Un político puro no es una persona éticamente irreprochable, ni tiene porque serlo. En efecto es insuficiente o mezquino juzgar éticamente a un político: hay que juzgarlo políticamente.

En su naturaleza conviven algunas cualidades que en abstracto suelen considerarse virtudes con otras que en abstracto suelen considerarse defectos, pero que son consustanciales con las otras.

Enumero algunas virtudes: la inteligencia natural, el coraje, la serenidad, la garra, la astucia, la resistencia, la sanidad de los instintos, la capacidad de conciliar lo inconciliable.

Enumero algunos defectos: la impulsividad, la inquietud constante, la falta de escrúpulos, el talento para el engaño, la vulgaridad o ausencia de refinamiento en sus ideas y sus gustos, también la ausencia de vida interior o de personalidad definida, lo que lo convierte en un histrión camaleónico.

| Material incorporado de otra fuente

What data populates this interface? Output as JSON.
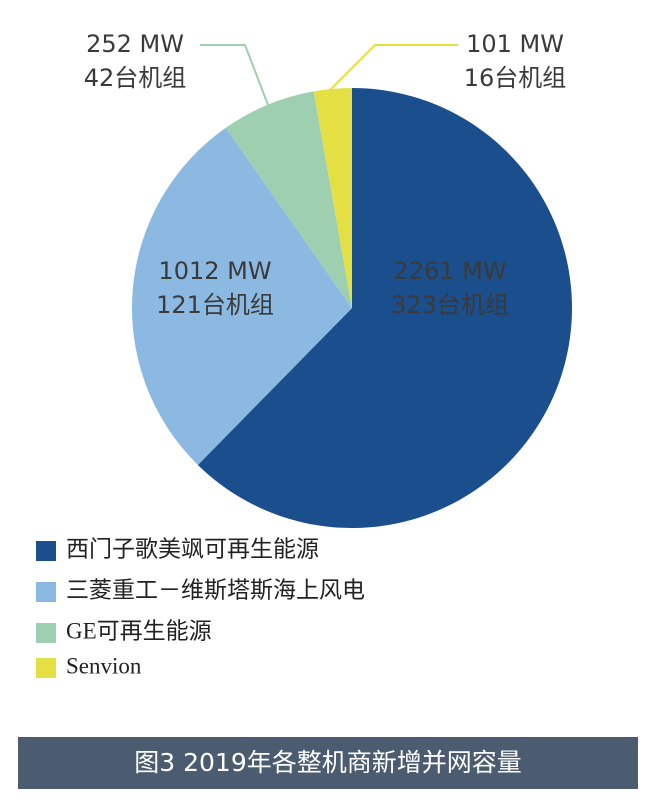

El político puro es lo contrario de un ideólogo, pero no es sólo un hombre de acción; tampoco es exactamente lo contrario de un intelectual: posee el entusiasmo del intelectual por el conocimiento, pero lo ha invertido por entero en afinar el ingrediente esencial y la primera virtud de su oficio: la intuición histórica.

Algunos podrían llamarla también sentido de la realidad, un don transitorio que no se aprende en la universidad ni en los libros y que supone una cierta familiaridad con los hechos relevantes que permiten a ciertos políticos y en ciertos momentos, saber qué encaja con qué, qué puede hacerse en determinadas circunstancias y qué no, qué métodos van a ser útiles en qué situaciones y en qué medida, sin que eso quiera necesariamente decir que sean capases de explicar cómo lo saben ni incluso qué saben.

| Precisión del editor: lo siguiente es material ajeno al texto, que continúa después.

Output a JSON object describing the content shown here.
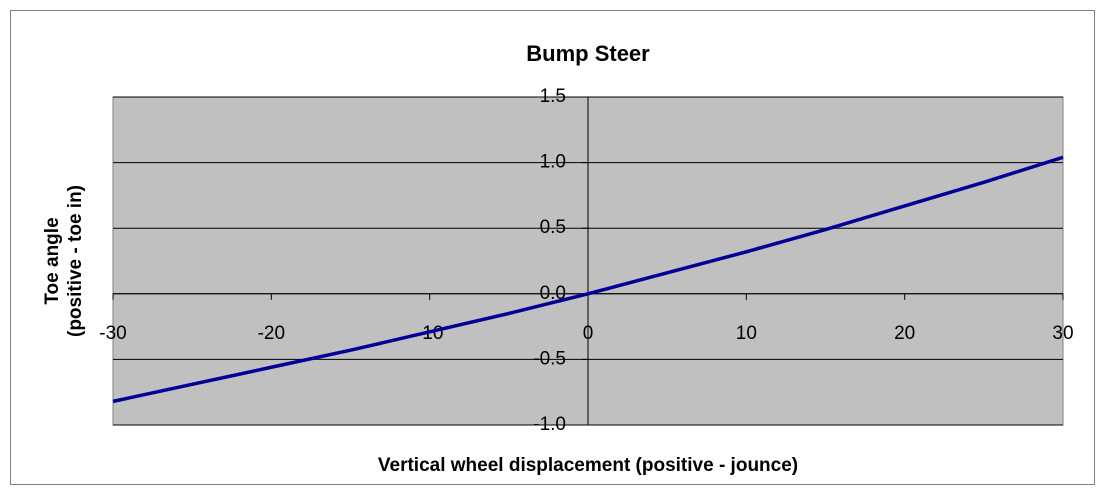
{
  "chart_data": {
    "type": "line",
    "title": "Bump Steer",
    "xlabel": "Vertical wheel displacement (positive - jounce)",
    "ylabel": [
      "Toe angle",
      "(positive - toe in)"
    ],
    "x": [
      -30,
      -25,
      -20,
      -15,
      -10,
      -5,
      0,
      5,
      10,
      15,
      20,
      25,
      30
    ],
    "series": [
      {
        "name": "Toe angle",
        "color": "#000099",
        "values": [
          -0.82,
          -0.69,
          -0.56,
          -0.43,
          -0.29,
          -0.15,
          0,
          0.16,
          0.32,
          0.49,
          0.67,
          0.85,
          1.04
        ]
      }
    ],
    "xlim": [
      -30,
      30
    ],
    "xticks": [
      -30,
      -20,
      -10,
      0,
      10,
      20,
      30
    ],
    "ylim": [
      -1,
      1.5
    ],
    "yticks": [
      {
        "value": -1,
        "label": "-1.0"
      },
      -0.5,
      {
        "value": 0,
        "label": "0.0"
      },
      0.5,
      {
        "value": 1,
        "label": "1.0"
      },
      1.5
    ],
    "grid": true
  }
}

Obviamente que un político puro esta marcado por la ambición, pero no vale la pena ni mencionarla como cualidad especial pues para un político, como para un artista o un científico, la ambición no es una cualidad, una virtud o un defecto, sino una simple premisa.

De acuerdo a esta definición del político puro, que ya habrá encrispado a los radicales por su desfachatez ética al plantear que más vale un político que resuelve problemas, entiende los momentos, negocie y solucione conflictos, que aquel que se encierra en luchas intestinas, discursos emocionales y amenazas de perro echado que no puede operacionalizar, me gustaría plantear tres cosas relevantes: La primera es que no existe  forma de resolver el problema venezolano sin contar con, al menos, un político puro, capaz de enamorar a la población para que confíe en él, aunque su tarea luzca inalcanzable, y que luego sepa convertir esa fuerza en presión de cambio, en tensión para lograr una negociación exitosa, en la que tendrá que sacrificar a veces legalidad, a veces justicia y siempre derechos propios para lograr el objetivo final, que en definitiva será el éxito político por el que deberá ser evaluado.

La segunda es que es difícil que un político puro desarrolle su labor si su existencia articula a los políticos “impuros” que, al verle con envidia, juegan en contra del logro de los objetivos mayores de su lucha por el cambio y toman ventaja de la desesperación del pueblo por obtener resultados rápidos, donde es imposible obtenerlos así.

Finalmente, tengo que decir a quienes ya están listos para arrancar sus ataques sobre mi falta de escrúpulos en la definición del político necesario, que no me pertenece.  Es simplemente la suma textual de las definiciones de José Ortega y Gasset, uno de los más importantes filósofos españoles e Isaiah Berlin, considerado uno de los principales pensadores del siglo XX, referidos ambos por uno de mis escritores favoritos: Javier Cercas en Anatomía de un Instante. Atáquenlos a ellos.